Sunday, September 28, 2008

Walmart: The Wedding Warehouse Wonderworld

I feel robbed. My bank, WaMu was bought and resold last week, all without my knowing. There was all this talk about people's money being insured up to $100,000. I have two problems with this. First, I don't even have $1,000 in my account, let alone 100 times that. Second, If you have more than $100,000 sitting in a bank account somewhere, chances are you are wise enough to move your money into other accounts to avoid losing that excess.

But the economy's in a bad state. We all know it. We've seen, heard, felt, and heard and seen more about it every...single...day. But I didn't think it was this bad.

How bad?

Pretty peacocking bad. With people having less money to spend, low-price superhouses like Walmart are seeing some of their greatest growth in 10 years. Damned be the free competitive market this country used to be praised for. Will Walmart's balloon ever pop? I don't know. But I do know there is a stereotypical Walmart customer, and that the stereotype is there for a reason.
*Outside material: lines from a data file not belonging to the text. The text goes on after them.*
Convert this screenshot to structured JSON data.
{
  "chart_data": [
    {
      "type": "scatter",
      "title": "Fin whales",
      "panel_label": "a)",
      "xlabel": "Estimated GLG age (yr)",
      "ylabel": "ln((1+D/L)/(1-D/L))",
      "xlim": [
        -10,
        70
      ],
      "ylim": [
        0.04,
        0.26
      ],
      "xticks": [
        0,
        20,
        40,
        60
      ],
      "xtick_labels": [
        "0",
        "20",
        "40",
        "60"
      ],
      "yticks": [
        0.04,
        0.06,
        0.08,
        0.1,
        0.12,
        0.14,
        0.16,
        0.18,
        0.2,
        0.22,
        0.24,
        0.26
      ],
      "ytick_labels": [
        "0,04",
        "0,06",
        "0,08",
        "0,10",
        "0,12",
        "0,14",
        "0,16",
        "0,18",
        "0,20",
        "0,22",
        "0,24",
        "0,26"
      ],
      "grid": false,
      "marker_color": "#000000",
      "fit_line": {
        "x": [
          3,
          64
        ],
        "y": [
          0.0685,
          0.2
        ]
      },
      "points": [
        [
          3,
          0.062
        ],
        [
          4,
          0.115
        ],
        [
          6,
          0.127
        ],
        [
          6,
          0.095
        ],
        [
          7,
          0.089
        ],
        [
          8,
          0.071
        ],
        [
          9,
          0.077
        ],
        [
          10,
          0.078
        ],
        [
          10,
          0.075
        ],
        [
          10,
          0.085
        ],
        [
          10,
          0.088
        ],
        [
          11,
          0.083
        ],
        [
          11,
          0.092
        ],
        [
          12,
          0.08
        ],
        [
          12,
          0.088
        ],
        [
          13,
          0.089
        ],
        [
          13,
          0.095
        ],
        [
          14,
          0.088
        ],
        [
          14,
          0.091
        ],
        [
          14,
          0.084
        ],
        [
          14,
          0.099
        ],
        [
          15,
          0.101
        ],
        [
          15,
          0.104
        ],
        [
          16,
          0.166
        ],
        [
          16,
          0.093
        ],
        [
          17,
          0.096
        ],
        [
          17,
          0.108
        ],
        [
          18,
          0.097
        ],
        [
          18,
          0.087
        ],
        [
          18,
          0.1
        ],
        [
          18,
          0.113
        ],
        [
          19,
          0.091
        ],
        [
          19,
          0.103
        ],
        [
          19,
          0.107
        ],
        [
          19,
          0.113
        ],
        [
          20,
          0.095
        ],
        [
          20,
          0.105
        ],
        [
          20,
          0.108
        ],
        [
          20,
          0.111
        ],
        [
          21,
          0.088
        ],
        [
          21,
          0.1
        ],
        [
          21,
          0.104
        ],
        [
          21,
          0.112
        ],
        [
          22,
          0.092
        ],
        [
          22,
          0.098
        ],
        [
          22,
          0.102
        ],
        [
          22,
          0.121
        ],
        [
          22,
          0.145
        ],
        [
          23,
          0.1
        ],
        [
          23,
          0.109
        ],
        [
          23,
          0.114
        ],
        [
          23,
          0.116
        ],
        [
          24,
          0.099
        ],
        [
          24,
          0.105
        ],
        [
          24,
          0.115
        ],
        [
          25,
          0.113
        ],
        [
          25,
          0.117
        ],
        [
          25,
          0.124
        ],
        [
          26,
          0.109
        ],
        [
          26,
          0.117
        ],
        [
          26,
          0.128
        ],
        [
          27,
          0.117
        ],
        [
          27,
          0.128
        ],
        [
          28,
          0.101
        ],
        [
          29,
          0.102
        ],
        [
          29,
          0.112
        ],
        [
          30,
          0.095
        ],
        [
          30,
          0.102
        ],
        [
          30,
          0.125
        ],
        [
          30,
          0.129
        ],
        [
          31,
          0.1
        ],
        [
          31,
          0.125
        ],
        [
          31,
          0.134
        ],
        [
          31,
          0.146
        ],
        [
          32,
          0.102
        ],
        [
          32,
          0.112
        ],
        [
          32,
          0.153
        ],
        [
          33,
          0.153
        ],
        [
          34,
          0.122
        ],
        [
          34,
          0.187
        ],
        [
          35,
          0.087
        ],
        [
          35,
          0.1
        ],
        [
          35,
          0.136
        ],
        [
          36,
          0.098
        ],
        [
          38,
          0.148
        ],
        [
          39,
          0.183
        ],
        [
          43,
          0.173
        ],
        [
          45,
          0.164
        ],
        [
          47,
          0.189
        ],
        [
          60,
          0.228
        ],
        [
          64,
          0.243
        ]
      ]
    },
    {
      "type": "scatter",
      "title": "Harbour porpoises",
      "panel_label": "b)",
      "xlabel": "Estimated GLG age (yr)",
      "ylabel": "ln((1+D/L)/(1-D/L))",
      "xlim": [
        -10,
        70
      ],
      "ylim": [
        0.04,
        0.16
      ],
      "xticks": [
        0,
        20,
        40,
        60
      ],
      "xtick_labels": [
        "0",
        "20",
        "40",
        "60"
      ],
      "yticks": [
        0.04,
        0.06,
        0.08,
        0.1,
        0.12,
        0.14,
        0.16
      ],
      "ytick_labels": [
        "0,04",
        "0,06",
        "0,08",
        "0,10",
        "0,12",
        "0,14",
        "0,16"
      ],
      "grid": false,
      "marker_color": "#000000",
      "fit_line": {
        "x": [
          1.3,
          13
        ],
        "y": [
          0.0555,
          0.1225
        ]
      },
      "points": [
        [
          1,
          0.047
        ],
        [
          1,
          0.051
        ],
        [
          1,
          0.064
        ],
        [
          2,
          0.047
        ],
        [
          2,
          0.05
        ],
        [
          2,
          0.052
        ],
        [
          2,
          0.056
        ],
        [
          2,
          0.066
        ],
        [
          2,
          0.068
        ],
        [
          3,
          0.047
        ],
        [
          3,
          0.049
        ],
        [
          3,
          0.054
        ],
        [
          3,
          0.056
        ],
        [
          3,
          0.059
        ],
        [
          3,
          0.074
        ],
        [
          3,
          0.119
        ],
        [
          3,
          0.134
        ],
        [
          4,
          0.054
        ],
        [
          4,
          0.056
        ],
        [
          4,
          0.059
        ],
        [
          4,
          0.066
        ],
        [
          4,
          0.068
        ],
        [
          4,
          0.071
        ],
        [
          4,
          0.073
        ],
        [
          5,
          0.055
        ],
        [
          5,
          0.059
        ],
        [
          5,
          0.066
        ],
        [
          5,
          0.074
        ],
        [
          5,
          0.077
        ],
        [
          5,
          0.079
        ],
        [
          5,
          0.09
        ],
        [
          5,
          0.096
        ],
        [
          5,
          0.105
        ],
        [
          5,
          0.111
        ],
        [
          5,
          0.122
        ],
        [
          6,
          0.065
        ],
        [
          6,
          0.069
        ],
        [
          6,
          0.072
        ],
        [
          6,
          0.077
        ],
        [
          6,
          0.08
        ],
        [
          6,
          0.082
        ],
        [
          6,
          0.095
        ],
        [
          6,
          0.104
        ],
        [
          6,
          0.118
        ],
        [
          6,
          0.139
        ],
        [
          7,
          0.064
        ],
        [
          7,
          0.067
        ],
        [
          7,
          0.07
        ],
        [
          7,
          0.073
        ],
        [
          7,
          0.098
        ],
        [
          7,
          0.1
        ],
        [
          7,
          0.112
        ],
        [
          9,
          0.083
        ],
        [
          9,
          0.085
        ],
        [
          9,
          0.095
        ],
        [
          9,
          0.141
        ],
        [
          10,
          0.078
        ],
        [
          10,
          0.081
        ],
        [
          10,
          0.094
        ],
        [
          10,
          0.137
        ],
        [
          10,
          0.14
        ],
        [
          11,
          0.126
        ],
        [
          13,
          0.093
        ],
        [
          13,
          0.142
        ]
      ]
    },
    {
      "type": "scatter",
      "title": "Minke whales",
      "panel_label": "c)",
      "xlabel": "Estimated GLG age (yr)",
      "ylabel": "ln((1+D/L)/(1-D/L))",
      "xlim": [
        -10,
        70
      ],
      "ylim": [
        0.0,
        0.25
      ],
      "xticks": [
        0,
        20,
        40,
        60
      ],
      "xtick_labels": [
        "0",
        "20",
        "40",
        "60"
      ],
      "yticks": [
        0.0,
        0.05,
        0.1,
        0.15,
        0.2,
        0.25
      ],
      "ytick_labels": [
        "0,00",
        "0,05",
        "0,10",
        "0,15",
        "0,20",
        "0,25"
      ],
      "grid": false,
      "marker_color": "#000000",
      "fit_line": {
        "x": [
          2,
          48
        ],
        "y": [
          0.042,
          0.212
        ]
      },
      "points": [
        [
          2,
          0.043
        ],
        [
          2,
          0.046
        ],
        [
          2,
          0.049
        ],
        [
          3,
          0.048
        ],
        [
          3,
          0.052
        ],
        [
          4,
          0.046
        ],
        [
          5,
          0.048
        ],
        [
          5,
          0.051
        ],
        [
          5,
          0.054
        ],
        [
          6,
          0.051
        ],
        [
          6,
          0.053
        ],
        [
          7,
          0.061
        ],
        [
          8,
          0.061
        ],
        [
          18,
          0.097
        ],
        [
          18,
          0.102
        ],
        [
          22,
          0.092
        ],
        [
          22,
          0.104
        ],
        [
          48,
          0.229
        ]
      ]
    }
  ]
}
This is no secret ---->

Needless to say, last week I heard disturbing news.

I was driving down the road listening to the soft rock radio station the other day when a female caller told Delilah how glad she was to be married at Walmart.

I almost crashed into a tree.

Apparently I'm the last to know of this phenomenon. Delilah seemed pretty savvy to the situation, so I did some research and came up with a Spoonful of Pathetic.

Last year seven couples tied the knot at their local Walmart Supercenters. WTF?

I'm not a woman, nor have I dreamt of my wedding since I was a bucktoothed child. But isn't there a certain novelty that might be associated with the institution of marriage? Just because a retail powerhouse is "like your second home," like one Walmart bride said, doesn't mean that should be the place to commit your life to another, does it? I mean, did they even close the store, or were there hundreds of partially nude maniacal children flailing about during the recitation of the vows? Was the sign, "No Shoes, No Shirt, No Problem" posted conspicuously, so the average Joe with a shopping cart filled with car tires, a pound of ground beef and a box of condoms can stop by, wearing nothing but tie-dyed elasti-pants and a straw hat and cheer his friendly shoppers on?

I thought one day I would get married. Then I saw this. There's no hope. I think I'm gonna go cry.

6 comments:

Anonymous said...

Ok... Walmart? I saw news article of a couple getting married at Waffle House. I think Waffle House is far worst than Walmart. The lady also worked at Waffle House. Man... What the world is coming to.

Kirsten said...

What a loser Delilah is!! Anyone with any class gets married at Target!

The Josh said...

MIKE: I really don't know what's going on. When you are excited about gettin hitched on your lunch break - a pot of coffee in one hand and a short stack in the other - then you just need to be shot dead.

KIRSTEN: An insider's secret...Delilah is partial toward Kohl's. Apparently they have a great sale on wooden clogs, the same ones she takes home and beats her kids with when she listens to people nationally broadcast their weddings at Walmart.

Anonymous said...

Really enjoy your blog. I laughed my ass off. Thank God my ass doesn't look like that lady.

Married at Wally World...eewwwww!
I suddenly feel classy, woo hoo!

KiKi said...

This post is a RIOT!! You have a great blog....

The Josh said...

KIRSTEN 2: Yeah, it makes you feel better about you, doesn't it? Learning about this helped me realize my life really isn't that bad. And that's okay.

KIKI: No, YOU'RE the riot! Thanks for stopping by, hope to see you again.